Sssh at the back, this is important…
Whether cakes and biscuits go hard or soft when stale helps to determine whether they are indeed cakes or biscuits (cakes go hard, biscuits go soft). This is the difference between VAT at 20% and zero rating for some products – yes… Jaffa Cakes!.
Whether printed matter is stiff or floppy can also result in either 20% or zero rated treatment. In this case, for single sheet products, eg; leaflets, limp is good and hard can result in the VAT hit.
What did you think I was talking about? Stop making up your own jokes…
Land and property transactions are often complex and high value for VAT purposes. One area which we have been increasingly involved with is overages.
What is an overage?
An overage is an agreement whereby a purchaser of land agrees to pay the vendor an additional sum of money, in addition to the purchase price, following the occurrence of a future specified event that enhances the value of the land. This entitles the seller to a proportion of the enhanced value following the initial sale. Overages may also be called clawbacks, or uplifts.
Overages are popular with landowners who sell with the benefit of development potential and with buyers who may be able to purchase land at an initial low price with a condition that further payment will be made contingent on land increasing in value in the future – this may be as a result, of, say, obtaining Planning Permission.
VAT Treatment
This is not free from doubt. HMRC’s current view is that the VAT treatment of the overage follows the VAT treatment of the initial supply. This means that it is deemed to be additional consideration for the original supply, so if the land was subject to an Option To Tax (OTT) when originally disposed of the overage payment would be subject to VAT at 20%. Conversely, if the land was sold on an exempt basis, the overage is similarly VAT free and it is important to recognise this and not to charge VAT unnecessarily which would create difficulties for the buyer (because it would not be a VAT-able supply, HMRC would disallow a claim for input tax).
It is crucial to identify this VAT outcome, especially as there could be a long period between the original sale and the overage and there may be a succession of overage payments. Comprehensive records should be made and retained on the VAT status of land sold.
Uncertainty
Uncertainty arises because HMRC have changed its view on overages. The original interpretation was that there were two separate supplies, each with distinct VAT treatments. As there was no link to the original supply, the overage was mandatorily standard rated, even if the initial supply was exempt.

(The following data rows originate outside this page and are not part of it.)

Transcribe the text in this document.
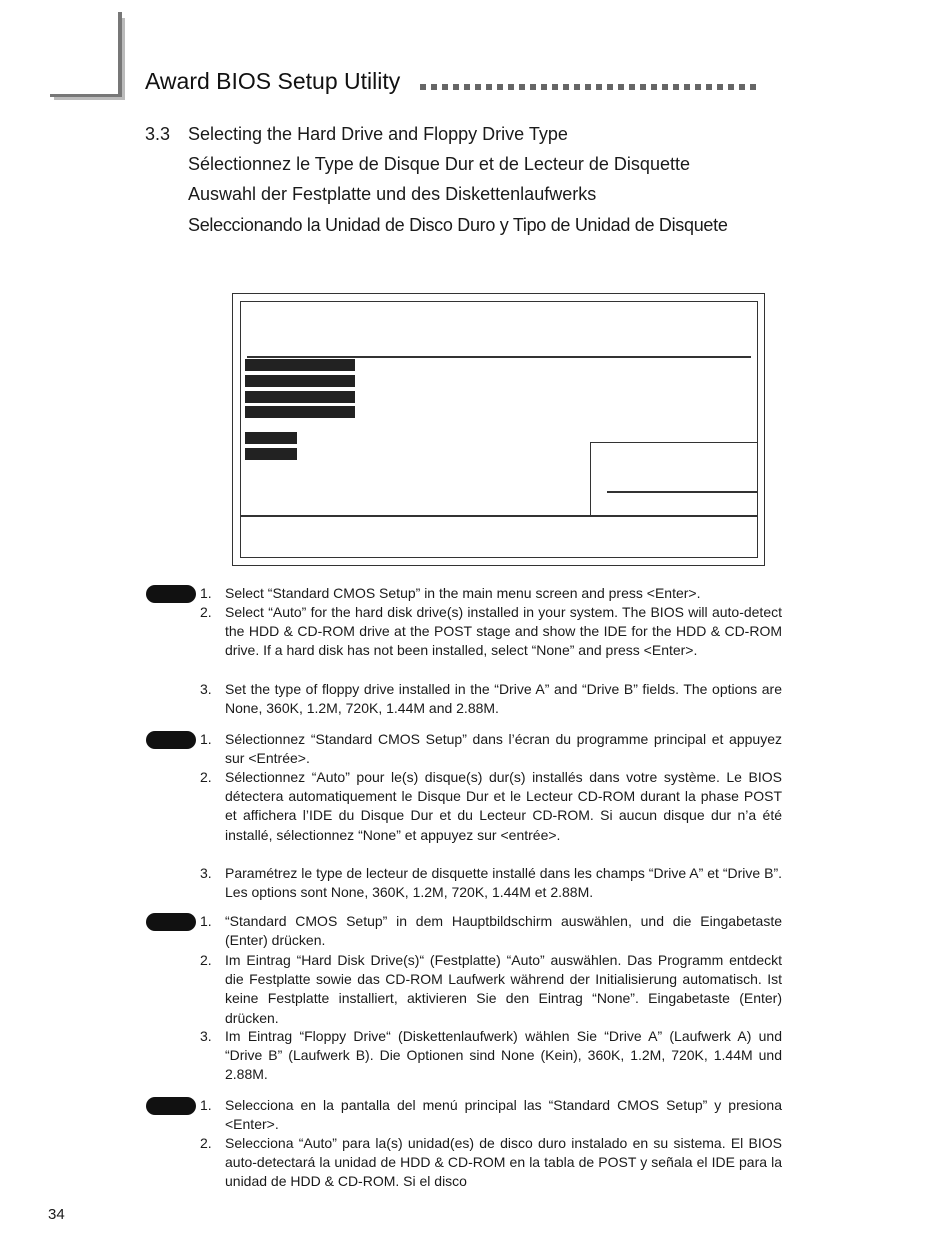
Award BIOS Setup Utility
3.3 Selecting the Hard Drive and Floppy Drive Type
Sélectionnez le Type de Disque Dur et de Lecteur de Disquette
Auswahl der Festplatte und des Diskettenlaufwerks
Seleccionando la Unidad de Disco Duro y Tipo de Unidad de Disquete
1. Select “Standard CMOS Setup” in the main menu screen and press <Enter>.
2. Select “Auto” for the hard disk drive(s) installed in your system. The BIOS will auto-detect the HDD & CD-ROM drive at the POST stage and show the IDE for the HDD & CD-ROM drive. If a hard disk has not been installed, select “None” and press <Enter>.
3. Set the type of floppy drive installed in the “Drive A” and “Drive B” fields. The options are None, 360K, 1.2M, 720K, 1.44M and 2.88M.
1. Sélectionnez “Standard CMOS Setup” dans l’écran du programme principal et appuyez sur <Entrée>.
2. Sélectionnez “Auto” pour le(s) disque(s) dur(s) installés dans votre système. Le BIOS détectera automatiquement le Disque Dur et le Lecteur CD-ROM durant la phase POST et affichera l’IDE du Disque Dur et du Lecteur CD-ROM. Si aucun disque dur n’a été installé, sélectionnez “None” et appuyez sur <entrée>.
3. Paramétrez le type de lecteur de disquette installé dans les champs “Drive A” et “Drive B”. Les options sont None, 360K, 1.2M, 720K, 1.44M et 2.88M.
1. “Standard CMOS Setup” in dem Hauptbildschirm auswählen, und die Eingabetaste (Enter) drücken.
2. Im Eintrag “Hard Disk Drive(s)“ (Festplatte) “Auto” auswählen. Das Programm entdeckt die Festplatte sowie das CD-ROM Laufwerk während der Initialisierung automatisch. Ist keine Festplatte installiert, aktivieren Sie den Eintrag “None”. Eingabetaste (Enter) drücken.
3. Im Eintrag “Floppy Drive“ (Diskettenlaufwerk) wählen Sie “Drive A” (Laufwerk A) und “Drive B” (Laufwerk B). Die Optionen sind None (Kein), 360K, 1.2M, 720K, 1.44M und 2.88M.
1. Selecciona en la pantalla del menú principal las “Standard CMOS Setup” y presiona <Enter>.
2. Selecciona “Auto” para la(s) unidad(es) de disco duro instalado en su sistema. El BIOS auto-detectará la unidad de HDD & CD-ROM en la tabla de POST y señala el IDE para la unidad de HDD & CD-ROM. Si el disco
34
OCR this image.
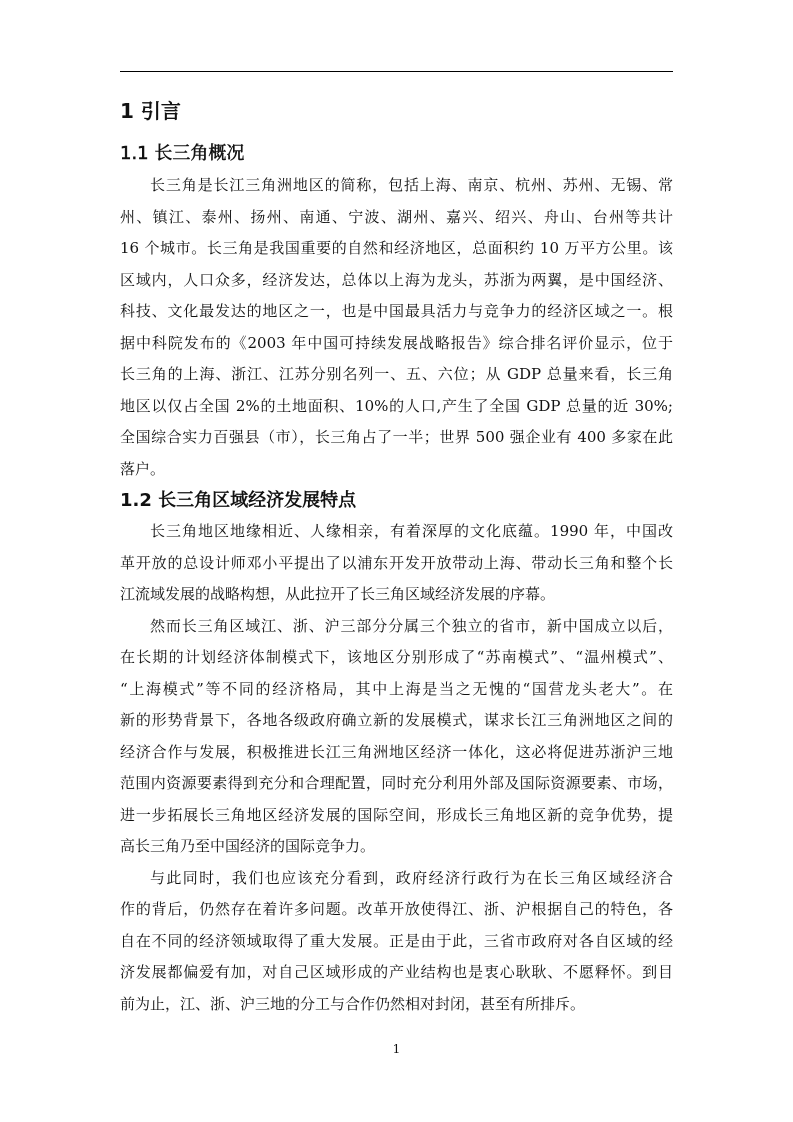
1 引言
1.1 长三角概况
长三角是长江三角洲地区的简称，包括上海、南京、杭州、苏州、无锡、常
州、镇江、泰州、扬州、南通、宁波、湖州、嘉兴、绍兴、舟山、台州等共计
16 个城市。长三角是我国重要的自然和经济地区，总面积约 10 万平方公里。该
区域内，人口众多，经济发达，总体以上海为龙头，苏浙为两翼，是中国经济、
科技、文化最发达的地区之一，也是中国最具活力与竞争力的经济区域之一。根
据中科院发布的《2003 年中国可持续发展战略报告》综合排名评价显示，位于
长三角的上海、浙江、江苏分别名列一、五、六位；从 GDP 总量来看，长三角
地区以仅占全国 2%的土地面积、10%的人口,产生了全国 GDP 总量的近 30%;
全国综合实力百强县（市），长三角占了一半；世界 500 强企业有 400 多家在此
落户。
1.2 长三角区域经济发展特点
长三角地区地缘相近、人缘相亲，有着深厚的文化底蕴。1990 年，中国改
革开放的总设计师邓小平提出了以浦东开发开放带动上海、带动长三角和整个长
江流域发展的战略构想，从此拉开了长三角区域经济发展的序幕。
然而长三角区域江、浙、沪三部分分属三个独立的省市，新中国成立以后，
在长期的计划经济体制模式下，该地区分别形成了“苏南模式”、“温州模式”、
“上海模式”等不同的经济格局，其中上海是当之无愧的“国营龙头老大”。在
新的形势背景下，各地各级政府确立新的发展模式，谋求长江三角洲地区之间的
经济合作与发展，积极推进长江三角洲地区经济一体化，这必将促进苏浙沪三地
范围内资源要素得到充分和合理配置，同时充分利用外部及国际资源要素、市场，
进一步拓展长三角地区经济发展的国际空间，形成长三角地区新的竞争优势，提
高长三角乃至中国经济的国际竞争力。
与此同时，我们也应该充分看到，政府经济行政行为在长三角区域经济合
作的背后，仍然存在着许多问题。改革开放使得江、浙、沪根据自己的特色，各
自在不同的经济领域取得了重大发展。正是由于此，三省市政府对各自区域的经
济发展都偏爱有加，对自己区域形成的产业结构也是衷心耿耿、不愿释怀。到目
前为止，江、浙、沪三地的分工与合作仍然相对封闭，甚至有所排斥。
1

Additionally, take the position where the original sale was standard rated due to an OTT on the land, and the buyer subsequently built and sold new dwellings (which effectively disapplies the OTT via para 3, Notice 742A) it could be argued that the overage should be exempt as it is linked to the sale of the new houses.
We understand that HMRC’s analysis is that VAT treatment of overages is determined at the time of the original supply such that it cannot be affected by subsequent events.
In our view, the “new” HMRC view may be open to challenge – We await updated published guidance on this.
Popcorn is standard rated, but microwavable popcorn is VAT free.
In this hot weather it is important to drink sufficient fluids. If you buy a bottle of water, you will pay VAT, but milk is zero rated.
The sale of ducks is zero rated, but racing pigeons are standard rated.